With global aviation at a virtual standstill, and no expectation of a truly triumphant return for years, it’s easier to turn down easy cash for allowing those extra-extra flights, because they ain’t coming anyway.
Next, accommodation options. Destinations without laws placing fair restrictions or standards on Airbnb tend to have more properties than those that do.
That extra capacity of available rooms Airbnb creates lower prices, so putting limits on the number of listings, or setting minimum standards for those places tightens things up ever so slightly. In Los Angeles, a law was passed limiting the number of Airbnb’s a person can operate.

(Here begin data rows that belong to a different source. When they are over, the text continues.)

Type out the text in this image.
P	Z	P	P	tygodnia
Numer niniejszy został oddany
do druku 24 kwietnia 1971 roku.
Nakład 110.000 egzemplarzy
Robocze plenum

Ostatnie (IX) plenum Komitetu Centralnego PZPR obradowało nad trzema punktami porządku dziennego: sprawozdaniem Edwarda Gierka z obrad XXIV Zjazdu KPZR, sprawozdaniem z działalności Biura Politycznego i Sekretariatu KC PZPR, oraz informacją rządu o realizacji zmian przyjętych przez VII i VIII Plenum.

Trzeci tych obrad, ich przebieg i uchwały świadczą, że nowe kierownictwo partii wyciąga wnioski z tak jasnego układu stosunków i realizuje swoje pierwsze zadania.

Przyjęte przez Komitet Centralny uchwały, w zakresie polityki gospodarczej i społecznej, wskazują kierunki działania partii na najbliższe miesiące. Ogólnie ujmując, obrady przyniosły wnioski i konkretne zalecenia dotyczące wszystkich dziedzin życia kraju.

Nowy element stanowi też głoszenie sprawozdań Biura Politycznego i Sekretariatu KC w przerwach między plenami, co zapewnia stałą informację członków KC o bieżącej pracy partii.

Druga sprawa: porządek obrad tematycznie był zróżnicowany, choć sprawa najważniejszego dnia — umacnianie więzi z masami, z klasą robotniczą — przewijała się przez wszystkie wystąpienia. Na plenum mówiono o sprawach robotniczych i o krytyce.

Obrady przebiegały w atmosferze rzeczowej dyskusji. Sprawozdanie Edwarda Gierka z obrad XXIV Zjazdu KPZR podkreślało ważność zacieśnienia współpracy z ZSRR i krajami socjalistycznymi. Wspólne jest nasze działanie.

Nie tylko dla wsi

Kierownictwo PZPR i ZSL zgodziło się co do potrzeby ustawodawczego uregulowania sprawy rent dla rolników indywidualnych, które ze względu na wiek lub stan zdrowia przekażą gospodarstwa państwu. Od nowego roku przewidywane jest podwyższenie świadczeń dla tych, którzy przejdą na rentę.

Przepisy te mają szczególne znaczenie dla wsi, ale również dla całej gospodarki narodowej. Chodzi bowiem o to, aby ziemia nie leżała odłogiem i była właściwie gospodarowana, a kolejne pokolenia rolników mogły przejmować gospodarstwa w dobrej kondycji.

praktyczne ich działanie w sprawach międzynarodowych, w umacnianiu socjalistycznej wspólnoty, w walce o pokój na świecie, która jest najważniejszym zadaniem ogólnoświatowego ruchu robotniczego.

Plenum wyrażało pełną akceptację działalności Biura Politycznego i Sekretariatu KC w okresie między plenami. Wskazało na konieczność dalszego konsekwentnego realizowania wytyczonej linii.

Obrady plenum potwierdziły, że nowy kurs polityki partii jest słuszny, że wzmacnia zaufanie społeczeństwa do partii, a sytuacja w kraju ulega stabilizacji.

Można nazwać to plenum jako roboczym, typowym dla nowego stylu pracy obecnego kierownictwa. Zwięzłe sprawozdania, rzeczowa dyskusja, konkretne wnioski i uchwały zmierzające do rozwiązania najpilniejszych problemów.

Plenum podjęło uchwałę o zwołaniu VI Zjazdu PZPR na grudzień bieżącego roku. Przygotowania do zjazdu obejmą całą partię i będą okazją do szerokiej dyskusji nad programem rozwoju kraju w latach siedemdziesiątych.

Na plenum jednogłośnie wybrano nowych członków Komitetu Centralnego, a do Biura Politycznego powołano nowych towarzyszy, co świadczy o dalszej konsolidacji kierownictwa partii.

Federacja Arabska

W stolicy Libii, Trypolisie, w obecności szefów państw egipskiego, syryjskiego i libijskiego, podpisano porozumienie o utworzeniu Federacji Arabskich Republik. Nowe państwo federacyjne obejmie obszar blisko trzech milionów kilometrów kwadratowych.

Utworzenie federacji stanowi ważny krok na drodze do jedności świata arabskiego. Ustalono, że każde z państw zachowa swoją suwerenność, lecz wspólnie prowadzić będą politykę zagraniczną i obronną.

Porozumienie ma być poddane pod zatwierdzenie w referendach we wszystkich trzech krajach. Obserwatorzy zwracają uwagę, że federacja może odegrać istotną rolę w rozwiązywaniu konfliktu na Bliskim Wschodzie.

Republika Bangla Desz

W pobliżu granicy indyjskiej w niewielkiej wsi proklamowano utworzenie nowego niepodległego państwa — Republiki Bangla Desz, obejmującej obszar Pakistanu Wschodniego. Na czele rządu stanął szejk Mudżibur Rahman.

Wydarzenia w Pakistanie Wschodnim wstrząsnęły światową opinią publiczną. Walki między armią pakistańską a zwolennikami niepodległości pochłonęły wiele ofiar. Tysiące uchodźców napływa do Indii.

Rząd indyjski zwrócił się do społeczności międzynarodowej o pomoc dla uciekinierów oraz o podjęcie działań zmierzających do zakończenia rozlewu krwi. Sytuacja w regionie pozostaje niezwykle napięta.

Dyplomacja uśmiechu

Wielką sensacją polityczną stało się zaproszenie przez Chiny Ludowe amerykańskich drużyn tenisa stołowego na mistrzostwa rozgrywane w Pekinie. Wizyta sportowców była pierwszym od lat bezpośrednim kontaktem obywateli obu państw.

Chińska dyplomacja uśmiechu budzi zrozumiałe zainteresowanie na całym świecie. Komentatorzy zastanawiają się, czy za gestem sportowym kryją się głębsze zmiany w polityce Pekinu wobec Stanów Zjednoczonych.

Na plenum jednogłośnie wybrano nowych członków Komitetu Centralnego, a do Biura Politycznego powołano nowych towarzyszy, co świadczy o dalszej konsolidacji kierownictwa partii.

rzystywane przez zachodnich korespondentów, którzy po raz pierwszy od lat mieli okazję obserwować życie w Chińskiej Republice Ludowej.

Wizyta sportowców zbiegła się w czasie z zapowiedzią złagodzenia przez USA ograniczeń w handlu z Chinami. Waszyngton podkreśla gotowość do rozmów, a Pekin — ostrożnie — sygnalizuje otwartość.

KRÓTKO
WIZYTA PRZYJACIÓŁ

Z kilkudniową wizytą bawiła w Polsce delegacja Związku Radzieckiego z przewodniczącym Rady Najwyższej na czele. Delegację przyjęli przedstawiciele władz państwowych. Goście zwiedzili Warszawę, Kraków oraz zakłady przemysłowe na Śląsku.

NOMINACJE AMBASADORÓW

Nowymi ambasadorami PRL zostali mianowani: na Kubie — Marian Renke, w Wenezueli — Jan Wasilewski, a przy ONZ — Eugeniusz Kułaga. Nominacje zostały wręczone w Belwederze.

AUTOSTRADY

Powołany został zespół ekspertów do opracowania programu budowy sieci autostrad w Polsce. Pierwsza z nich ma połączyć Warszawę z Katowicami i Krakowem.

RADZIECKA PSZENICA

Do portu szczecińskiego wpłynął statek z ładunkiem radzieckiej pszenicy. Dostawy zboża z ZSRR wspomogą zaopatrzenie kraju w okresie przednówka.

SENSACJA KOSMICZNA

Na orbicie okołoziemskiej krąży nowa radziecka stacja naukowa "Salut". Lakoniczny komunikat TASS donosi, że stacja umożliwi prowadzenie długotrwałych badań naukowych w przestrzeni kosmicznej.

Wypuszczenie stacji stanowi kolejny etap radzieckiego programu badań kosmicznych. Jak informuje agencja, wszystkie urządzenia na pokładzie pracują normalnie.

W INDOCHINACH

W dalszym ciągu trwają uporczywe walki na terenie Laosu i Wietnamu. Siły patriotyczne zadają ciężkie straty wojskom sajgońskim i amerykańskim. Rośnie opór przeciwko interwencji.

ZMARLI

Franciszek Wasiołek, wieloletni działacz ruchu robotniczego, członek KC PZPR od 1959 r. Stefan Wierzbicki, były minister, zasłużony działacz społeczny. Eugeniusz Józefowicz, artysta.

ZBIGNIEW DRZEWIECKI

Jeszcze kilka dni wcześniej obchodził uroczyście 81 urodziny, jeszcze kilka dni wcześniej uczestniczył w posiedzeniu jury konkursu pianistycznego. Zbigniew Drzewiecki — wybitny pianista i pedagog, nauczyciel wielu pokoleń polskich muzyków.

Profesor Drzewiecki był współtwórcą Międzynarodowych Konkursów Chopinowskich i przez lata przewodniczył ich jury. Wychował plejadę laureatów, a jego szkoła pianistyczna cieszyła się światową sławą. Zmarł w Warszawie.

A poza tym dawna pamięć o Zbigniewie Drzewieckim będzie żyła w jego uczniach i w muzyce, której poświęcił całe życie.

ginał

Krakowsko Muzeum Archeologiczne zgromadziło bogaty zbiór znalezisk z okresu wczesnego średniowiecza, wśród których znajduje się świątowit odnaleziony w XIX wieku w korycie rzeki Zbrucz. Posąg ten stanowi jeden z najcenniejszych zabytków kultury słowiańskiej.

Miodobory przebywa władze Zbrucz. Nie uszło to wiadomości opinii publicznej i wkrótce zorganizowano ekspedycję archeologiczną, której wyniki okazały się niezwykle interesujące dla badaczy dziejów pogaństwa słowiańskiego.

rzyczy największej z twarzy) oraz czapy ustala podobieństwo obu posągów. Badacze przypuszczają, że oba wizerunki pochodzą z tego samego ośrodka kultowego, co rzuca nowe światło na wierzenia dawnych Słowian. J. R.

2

Of course, there’s always new taxes and fees to levy too, which raise overall visitor costs, and don’t always “help”.
Destinations that have successfully attracted higher end clientele have also worked hard to curate the day to day guest experience, deterring mass market restaurants with signs like “world’s best coffee”, a la Will Ferre;l classic ‘Elf’, in favor of authentic and locally owned establishments, even going so far as to limit what sort of things vendors can sell in markets.

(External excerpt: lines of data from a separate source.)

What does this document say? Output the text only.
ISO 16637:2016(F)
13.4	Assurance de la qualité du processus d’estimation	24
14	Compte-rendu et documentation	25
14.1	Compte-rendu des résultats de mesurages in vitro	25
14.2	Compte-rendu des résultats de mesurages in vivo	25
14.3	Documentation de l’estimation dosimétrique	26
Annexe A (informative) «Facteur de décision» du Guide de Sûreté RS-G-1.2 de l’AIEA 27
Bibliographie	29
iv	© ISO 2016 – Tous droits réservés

Singapore’s Hawker Stalls let this happen naturally, and were recently rewarded with UNESCO World Heritage status.
When the luxury market sees “I Love New York” t-shirts and plastic key rings, they tend to turn the other way. The discerning traveler, particularly in a digital age with access to key information in a tap, seeks unique and local experiences you can’t find from the comforts of home.
Is This Fair?
Is anything in the world fair? Differences in budget, style and comfort will always exist, and the gulf may indeed get wider.
Destinations less dependent on the integrity of natural resources will have more flexibility to play the mass market game. Las Vegas will always have buffets, even during covid-19. Disney too. Many countries will still prefer the “easy money” style.
Regardless of desire, destinations seeking a change out of buffet lines doesn’t happen overnight, but budget travelers may begin to feel the squeeze in various corners of the globe.
It’s hard to imagine Mexico turning up its nose at budget and leisure travelers any time soon, since they’ve always played an integral part in their key demographics. A country can cater to both. Is Disney going to change? No, not even for a pandemic. In a typical year, 59 million visitors flood into Orlando, Florida for leisure travel. The entire city is built on mass market tourism.
In fairness, there’s nothing “budget” about a Disney trip, but it’s a prime example of mass market tourism where a destination works on volume – aka sheer number of guests – rather than curating smaller and more bespoke experiences.
Travel isn’t closing to those who would’ve been below decks on the Titanic, it’s just shifting, and some doors may soon have locks, or new passcodes. Tourism boards aren’t going to subsidize the mass market as much as they once chose to, and budget options may be limited, with new taxes or fees added in certain countries.
In the end, countries which attempt to attract higher spending guests will raise the costs of budget travel, creating greater divide between the have’s and the have not’s. A new classism is headed to travel, whether we like it or not. For the local environment, some of it may be necessary, and maybe even good.
There will always be countries that thrive on volume and there will always be travel companies that cater best to that group. At the end of the day, a country can want a million real life Leonardo DiCaprio’s paying top dollar coming through the doors, but that doesn’t happen quickly. There will still be time and opportunity.
A new of classism in travel is coming, but it won’t be everywhere, and it won’t be overnight.